Examples#

Minimal, focused worked examples — one concept per file. Each is runnable end-to-end under myst-nb (cells execute during sphinx-build; outputs render inline in the rendered HTML).

By capability#

Example

Demonstrates

Minimum extras

Metrics + bootstrap

pr_auc, roc_auc, brier_score, bootstrap_ci (BCa / percentile)

none

Evaluate harness

evaluate orchestrator, write_run_result, schema validation

[dataframe]

Calibration

Platt + isotonic recalibration, ECE before/after

none

Leakage detection

Exact dupe, normalized-form, label-conflict checks

[dataframe]

Claims + gates

EvidenceGate composition for release decisions

[dataframe]

Paired comparison

paired_bootstrap_diff, MDE for two-scorer comparisons

none

Prompt-injection walkthrough

Full pipeline on synthetic OWASP fixtures

[dataframe]

PyTorch scorer

Wrapping a PyTorch model as a Scorer (skip-execed in CI)

[dataframe], torch

Nested seed-split

LODO k-fold × multi-seed × stratified train/val composition

none

Callable embedder for dedup

EmbeddingCosineStrategy with make_minilm_embedder / custom embedders

[embeddings] (optional)

Cross-corpus contamination scan

pairs_across for benign-vs-injection contamination flagging

none

plot_roc_curve walkthrough

ROC rendering with threshold marker + baseline overlay

[plotting]

plot_pareto_frontier walkthrough

Cost-vs-performance scatter with frontier overlay

[plotting]

plot_slice_metric_heatmap walkthrough

(row × col metric) grid with colorbar + annotations

[plotting]

OOD manifest loader

ood_dataset_from_manifest — declarative loader for multiple OOD slates with sha256 caching

[dataframe], [yaml], [parquet]

Character-injection sweep

eval_toolkit.adversarial — six character-level techniques + Scorer-Protocol sweep for adversarial robustness

[dataframe]

ActivationDeltaProbe

eval_toolkit.probes.ActivationDeltaProbe — TaskTracker-style linear probe on transformer activation deltas

[probes] for real backbones; mocked illustration here

Spotlighting variants

eval_toolkit.preprocessing — delimit / datamark / encode structural defenses + batch sweep

none

RecallAtLowFPR loss

eval_toolkit.losses.RecallAtLowFPR — Meta Prompt Guard 2 training recipe (differentiable recall-at-fixed-FPR)
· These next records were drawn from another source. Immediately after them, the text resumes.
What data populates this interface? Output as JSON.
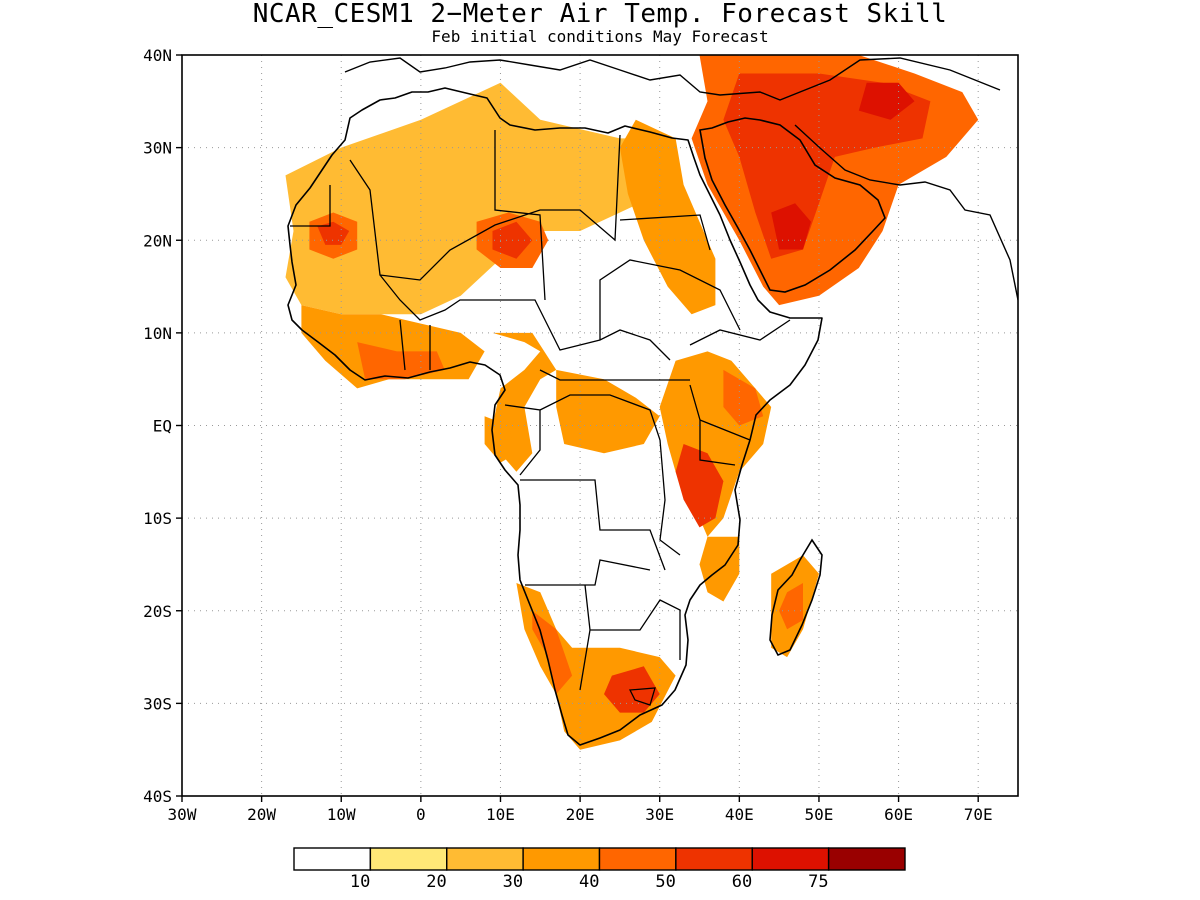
{
  "map": {
    "title": "NCAR_CESM1 2−Meter Air Temp. Forecast Skill",
    "subtitle": "Feb initial conditions  May Forecast",
    "lon_range": [
      -30,
      75
    ],
    "lat_range": [
      -40,
      40
    ],
    "grid": true,
    "lat_ticks": [
      {
        "value": 40,
        "label": "40N"
      },
      {
        "value": 30,
        "label": "30N"
      },
      {
        "value": 20,
        "label": "20N"
      },
      {
        "value": 10,
        "label": "10N"
      },
      {
        "value": 0,
        "label": "EQ"
      },
      {
        "value": -10,
        "label": "10S"
      },
      {
        "value": -20,
        "label": "20S"
      },
      {
        "value": -30,
        "label": "30S"
      },
      {
        "value": -40,
        "label": "40S"
      }
    ],
    "lon_ticks": [
      {
        "value": -30,
        "label": "30W"
      },
      {
        "value": -20,
        "label": "20W"
      },
      {
        "value": -10,
        "label": "10W"
      },
      {
        "value": 0,
        "label": "0"
      },
      {
        "value": 10,
        "label": "10E"
      },
      {
        "value": 20,
        "label": "20E"
      },
      {
        "value": 30,
        "label": "30E"
      },
      {
        "value": 40,
        "label": "40E"
      },
      {
        "value": 50,
        "label": "50E"
      },
      {
        "value": 60,
        "label": "60E"
      },
      {
        "value": 70,
        "label": "70E"
      }
    ]
  },
  "colorbar": {
    "colors": [
      "#ffffff",
      "#ffe877",
      "#ffbb33",
      "#ff9900",
      "#ff6600",
      "#ee3300",
      "#dd1100",
      "#990000"
    ],
    "labels": [
      "10",
      "20",
      "30",
      "40",
      "50",
      "60",
      "75"
    ]
  },
  "skill_regions": [
    {
      "level": 2,
      "points": [
        [
          -17,
          27
        ],
        [
          -10,
          30
        ],
        [
          0,
          33
        ],
        [
          5,
          35
        ],
        [
          10,
          37
        ],
        [
          15,
          33
        ],
        [
          20,
          32
        ],
        [
          25,
          31
        ],
        [
          30,
          31
        ],
        [
          30,
          25
        ],
        [
          25,
          23
        ],
        [
          20,
          21
        ],
        [
          15,
          21
        ],
        [
          10,
          18
        ],
        [
          5,
          14
        ],
        [
          0,
          12
        ],
        [
          -5,
          12
        ],
        [
          -10,
          12
        ],
        [
          -15,
          13
        ],
        [
          -17,
          16
        ],
        [
          -16,
          21
        ]
      ]
    },
    {
      "level": 4,
      "points": [
        [
          -14,
          22
        ],
        [
          -11,
          23
        ],
        [
          -8,
          22
        ],
        [
          -8,
          19
        ],
        [
          -11,
          18
        ],
        [
          -14,
          19
        ]
      ]
    },
    {
      "level": 5,
      "points": [
        [
          -13,
          21.5
        ],
        [
          -11,
          22
        ],
        [
          -9,
          21
        ],
        [
          -10,
          19.5
        ],
        [
          -12,
          19.5
        ]
      ]
    },
    {
      "level": 4,
      "points": [
        [
          7,
          22
        ],
        [
          11,
          23
        ],
        [
          15,
          22
        ],
        [
          16,
          20
        ],
        [
          14,
          17
        ],
        [
          10,
          17
        ],
        [
          7,
          19
        ]
      ]
    },
    {
      "level": 5,
      "points": [
        [
          9,
          21
        ],
        [
          12,
          22
        ],
        [
          14,
          20
        ],
        [
          12,
          18
        ],
        [
          9,
          19
        ]
      ]
    },
    {
      "level": 3,
      "points": [
        [
          -15,
          13
        ],
        [
          -10,
          12
        ],
        [
          -5,
          12
        ],
        [
          0,
          11
        ],
        [
          5,
          10
        ],
        [
          8,
          8
        ],
        [
          6,
          5
        ],
        [
          2,
          5
        ],
        [
          -4,
          5
        ],
        [
          -8,
          4
        ],
        [
          -12,
          7
        ],
        [
          -15,
          10
        ]
      ]
    },
    {
      "level": 4,
      "points": [
        [
          -8,
          9
        ],
        [
          -3,
          8
        ],
        [
          2,
          8
        ],
        [
          3,
          6
        ],
        [
          -2,
          5
        ],
        [
          -7,
          5
        ]
      ]
    },
    {
      "level": 3,
      "points": [
        [
          27,
          33
        ],
        [
          32,
          31
        ],
        [
          33,
          26
        ],
        [
          35,
          22
        ],
        [
          37,
          18
        ],
        [
          37,
          13
        ],
        [
          34,
          12
        ],
        [
          31,
          15
        ],
        [
          28,
          20
        ],
        [
          26,
          25
        ],
        [
          25,
          30
        ]
      ]
    },
    {
      "level": 4,
      "points": [
        [
          35,
          40
        ],
        [
          45,
          40
        ],
        [
          55,
          40
        ],
        [
          62,
          38
        ],
        [
          68,
          36
        ],
        [
          70,
          33
        ],
        [
          66,
          29
        ],
        [
          60,
          26
        ],
        [
          58,
          21
        ],
        [
          55,
          17
        ],
        [
          50,
          14
        ],
        [
          45,
          13
        ],
        [
          43,
          15
        ],
        [
          40,
          20
        ],
        [
          36,
          26
        ],
        [
          34,
          31
        ],
        [
          36,
          35
        ]
      ]
    },
    {
      "level": 5,
      "points": [
        [
          40,
          38
        ],
        [
          50,
          38
        ],
        [
          58,
          37
        ],
        [
          64,
          35
        ],
        [
          63,
          31
        ],
        [
          57,
          30
        ],
        [
          52,
          29
        ],
        [
          50,
          24
        ],
        [
          48,
          19
        ],
        [
          44,
          18
        ],
        [
          42,
          23
        ],
        [
          40,
          29
        ],
        [
          38,
          33
        ]
      ]
    },
    {
      "level": 6,
      "points": [
        [
          44,
          23
        ],
        [
          47,
          24
        ],
        [
          49,
          22
        ],
        [
          48,
          19
        ],
        [
          45,
          19
        ]
      ]
    },
    {
      "level": 6,
      "points": [
        [
          56,
          37
        ],
        [
          60,
          37
        ],
        [
          62,
          35
        ],
        [
          59,
          33
        ],
        [
          55,
          34
        ]
      ]
    },
    {
      "level": 3,
      "points": [
        [
          9,
          10
        ],
        [
          13,
          9
        ],
        [
          15,
          8
        ],
        [
          13,
          6
        ],
        [
          10,
          4
        ],
        [
          9,
          0
        ],
        [
          10,
          -3
        ],
        [
          12,
          -5
        ],
        [
          14,
          -3
        ],
        [
          13,
          2
        ],
        [
          15,
          5
        ],
        [
          17,
          6
        ],
        [
          14,
          10
        ]
      ]
    },
    {
      "level": 3,
      "points": [
        [
          17,
          6
        ],
        [
          23,
          5
        ],
        [
          27,
          3
        ],
        [
          30,
          1
        ],
        [
          28,
          -2
        ],
        [
          23,
          -3
        ],
        [
          18,
          -2
        ],
        [
          17,
          2
        ]
      ]
    },
    {
      "level": 3,
      "points": [
        [
          32,
          7
        ],
        [
          36,
          8
        ],
        [
          39,
          7
        ],
        [
          42,
          4
        ],
        [
          44,
          2
        ],
        [
          43,
          -2
        ],
        [
          40,
          -5
        ],
        [
          38,
          -10
        ],
        [
          36,
          -12
        ],
        [
          34,
          -8
        ],
        [
          32,
          -5
        ],
        [
          31,
          -2
        ],
        [
          30,
          2
        ]
      ]
    },
    {
      "level": 5,
      "points": [
        [
          33,
          -2
        ],
        [
          36,
          -3
        ],
        [
          38,
          -6
        ],
        [
          37,
          -10
        ],
        [
          35,
          -11
        ],
        [
          33,
          -8
        ],
        [
          32,
          -5
        ]
      ]
    },
    {
      "level": 4,
      "points": [
        [
          38,
          6
        ],
        [
          42,
          4
        ],
        [
          43,
          1
        ],
        [
          40,
          0
        ],
        [
          38,
          2
        ]
      ]
    },
    {
      "level": 3,
      "points": [
        [
          36,
          -12
        ],
        [
          40,
          -12
        ],
        [
          40,
          -16
        ],
        [
          38,
          -19
        ],
        [
          36,
          -18
        ],
        [
          35,
          -15
        ]
      ]
    },
    {
      "level": 3,
      "points": [
        [
          44,
          -16
        ],
        [
          48,
          -14
        ],
        [
          50,
          -16
        ],
        [
          48,
          -22
        ],
        [
          46,
          -25
        ],
        [
          44,
          -24
        ],
        [
          44,
          -20
        ]
      ]
    },
    {
      "level": 4,
      "points": [
        [
          46,
          -18
        ],
        [
          48,
          -17
        ],
        [
          48,
          -21
        ],
        [
          46,
          -22
        ],
        [
          45,
          -20
        ]
      ]
    },
    {
      "level": 3,
      "points": [
        [
          12,
          -17
        ],
        [
          15,
          -18
        ],
        [
          17,
          -22
        ],
        [
          19,
          -24
        ],
        [
          22,
          -24
        ],
        [
          25,
          -24
        ],
        [
          30,
          -25
        ],
        [
          32,
          -27
        ],
        [
          29,
          -32
        ],
        [
          25,
          -34
        ],
        [
          20,
          -35
        ],
        [
          18,
          -33
        ],
        [
          17,
          -29
        ],
        [
          15,
          -26
        ],
        [
          13,
          -22
        ]
      ]
    },
    {
      "level": 4,
      "points": [
        [
          14,
          -20
        ],
        [
          17,
          -22
        ],
        [
          19,
          -27
        ],
        [
          17,
          -29
        ],
        [
          16,
          -25
        ],
        [
          14,
          -22
        ]
      ]
    },
    {
      "level": 5,
      "points": [
        [
          24,
          -27
        ],
        [
          28,
          -26
        ],
        [
          30,
          -29
        ],
        [
          28,
          -31
        ],
        [
          25,
          -31
        ],
        [
          23,
          -29
        ]
      ]
    },
    {
      "level": 3,
      "points": [
        [
          8,
          1
        ],
        [
          11,
          0
        ],
        [
          12,
          -3
        ],
        [
          10,
          -4
        ],
        [
          8,
          -2
        ]
      ]
    }
  ]
}
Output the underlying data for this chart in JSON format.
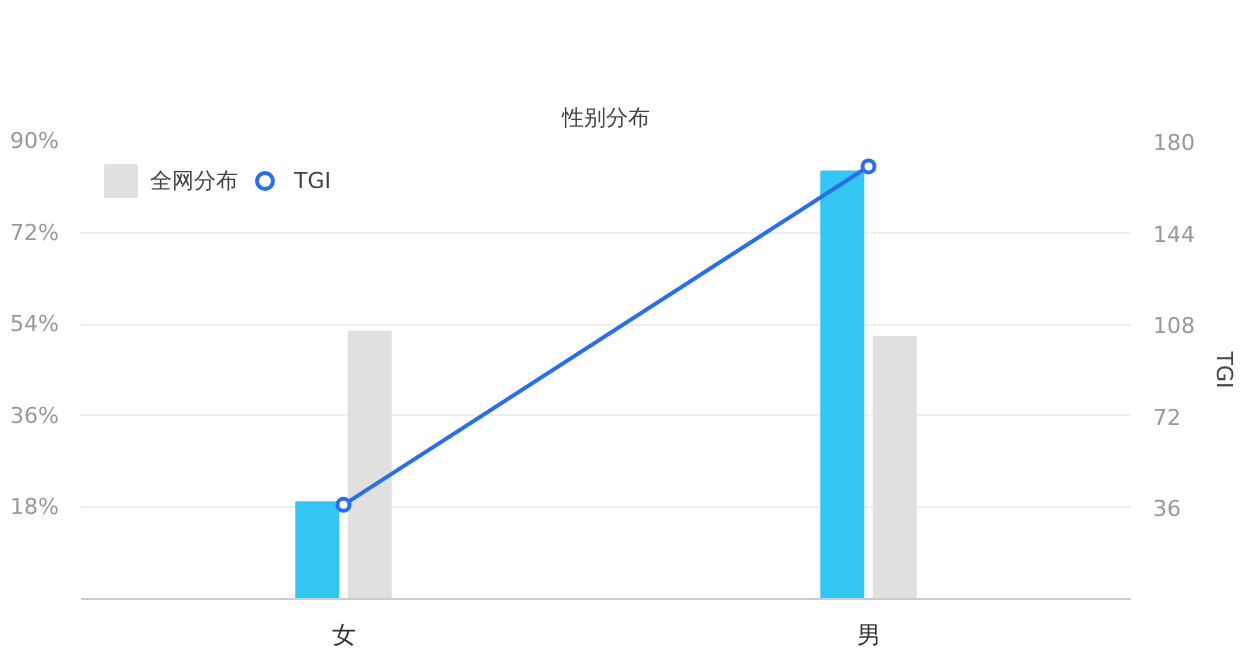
{
  "chart_data": {
    "type": "bar",
    "title": "性别分布",
    "categories": [
      "女",
      "男"
    ],
    "series": [
      {
        "color": "#33c6f5",
        "values": [
          19,
          84
        ]
      },
      {
        "name": "全网分布",
        "color": "#e0e0e0",
        "values": [
          52.5,
          51.5
        ]
      },
      {
        "name": "TGI",
        "type": "line",
        "axis": "y2",
        "color": "#2a6ee8",
        "marker": "circle",
        "values": [
          37,
          170
        ]
      }
    ],
    "ylim": [
      0,
      90
    ],
    "yticks": [
      {
        "value": 18,
        "label": "18%"
      },
      {
        "value": 36,
        "label": "36%"
      },
      {
        "value": 54,
        "label": "54%"
      },
      {
        "value": 72,
        "label": "72%"
      },
      {
        "value": 90,
        "label": "90%"
      }
    ],
    "y2label": "TGI",
    "y2lim": [
      0,
      180
    ],
    "y2ticks": [
      36,
      72,
      108,
      144,
      180
    ],
    "grid": "y",
    "legend": "top left"
  }
}
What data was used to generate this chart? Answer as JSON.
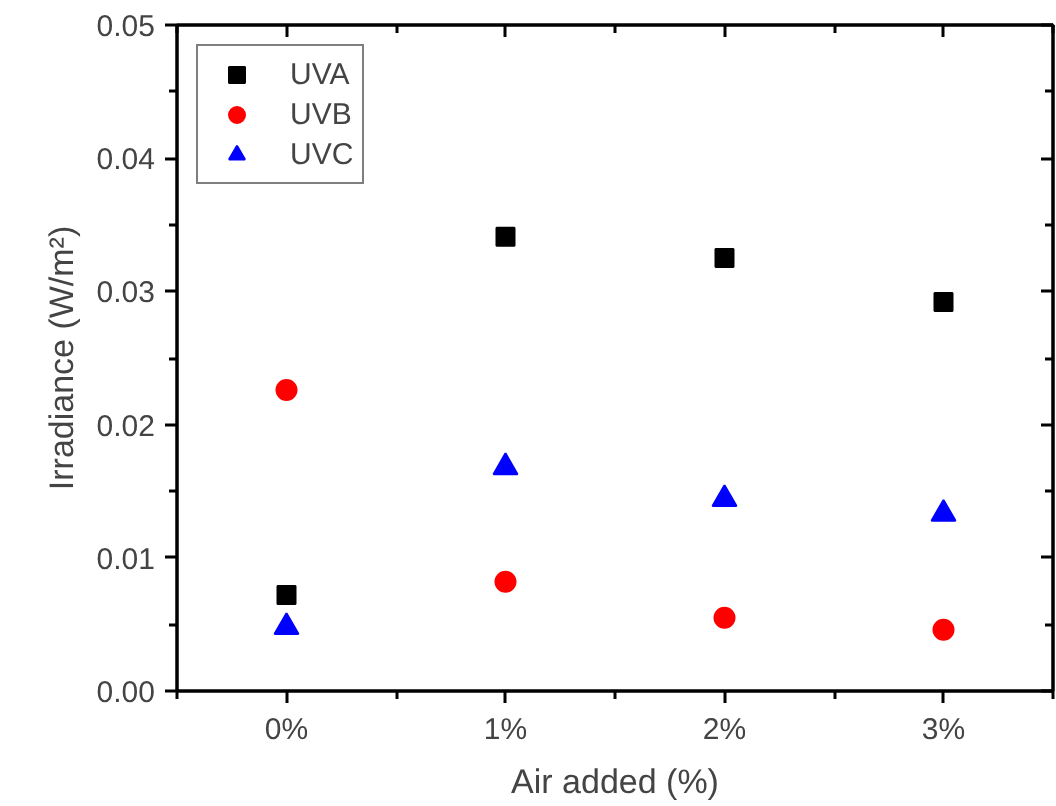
{
  "chart_data": {
    "type": "scatter",
    "xlabel": "Air added (%)",
    "ylabel": "Irradiance (W/m²)",
    "categories": [
      "0%",
      "1%",
      "2%",
      "3%"
    ],
    "ylim": [
      0,
      0.05
    ],
    "yticks": [
      {
        "value": 0,
        "label": "0.00"
      },
      0.01,
      0.02,
      0.03,
      0.04,
      0.05
    ],
    "grid": false,
    "legend": "top left",
    "series": [
      {
        "name": "UVA",
        "color": "#000000",
        "marker": "square",
        "values": [
          0.0072,
          0.0341,
          0.0325,
          0.0292
        ]
      },
      {
        "name": "UVB",
        "color": "#ff0000",
        "marker": "circle",
        "values": [
          0.0226,
          0.0082,
          0.0055,
          0.0046
        ]
      },
      {
        "name": "UVC",
        "color": "#0000ff",
        "marker": "triangle",
        "values": [
          0.0048,
          0.0168,
          0.0144,
          0.0133
        ]
      }
    ]
  }
}
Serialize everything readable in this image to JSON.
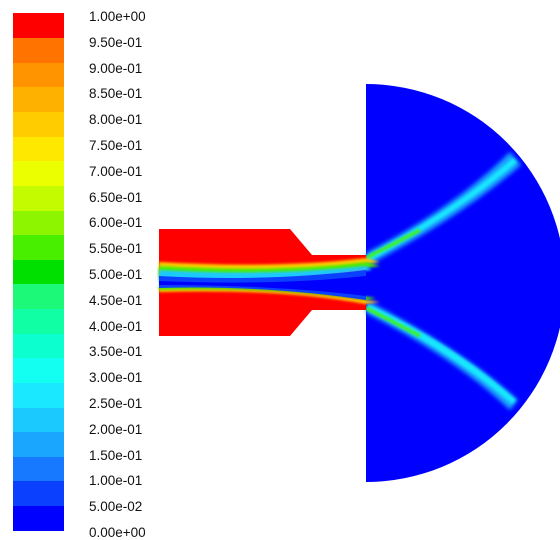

[losses]; static render in docs CI

How these run#

Since v0.38.0, examples are myst-nb notebooks (Markdown source with {code-cell} directives). Cells execute during sphinx-build with nb_execution_mode = "cache" — re-execution is triggered only when the source page changes. Cell outputs (printed text, tables, figures) render inline in the published HTML, so the docs site reflects the actual library behavior.

Two pages have execution disabled at page level because they require optional dependencies that aren’t in [dev]:

  • pytorch_scorer_example.md needs torch (~700MB transitive)

  • callable_embedder_dedup.md needs [embeddings] (sentence-transformers)

These pages render their code statically.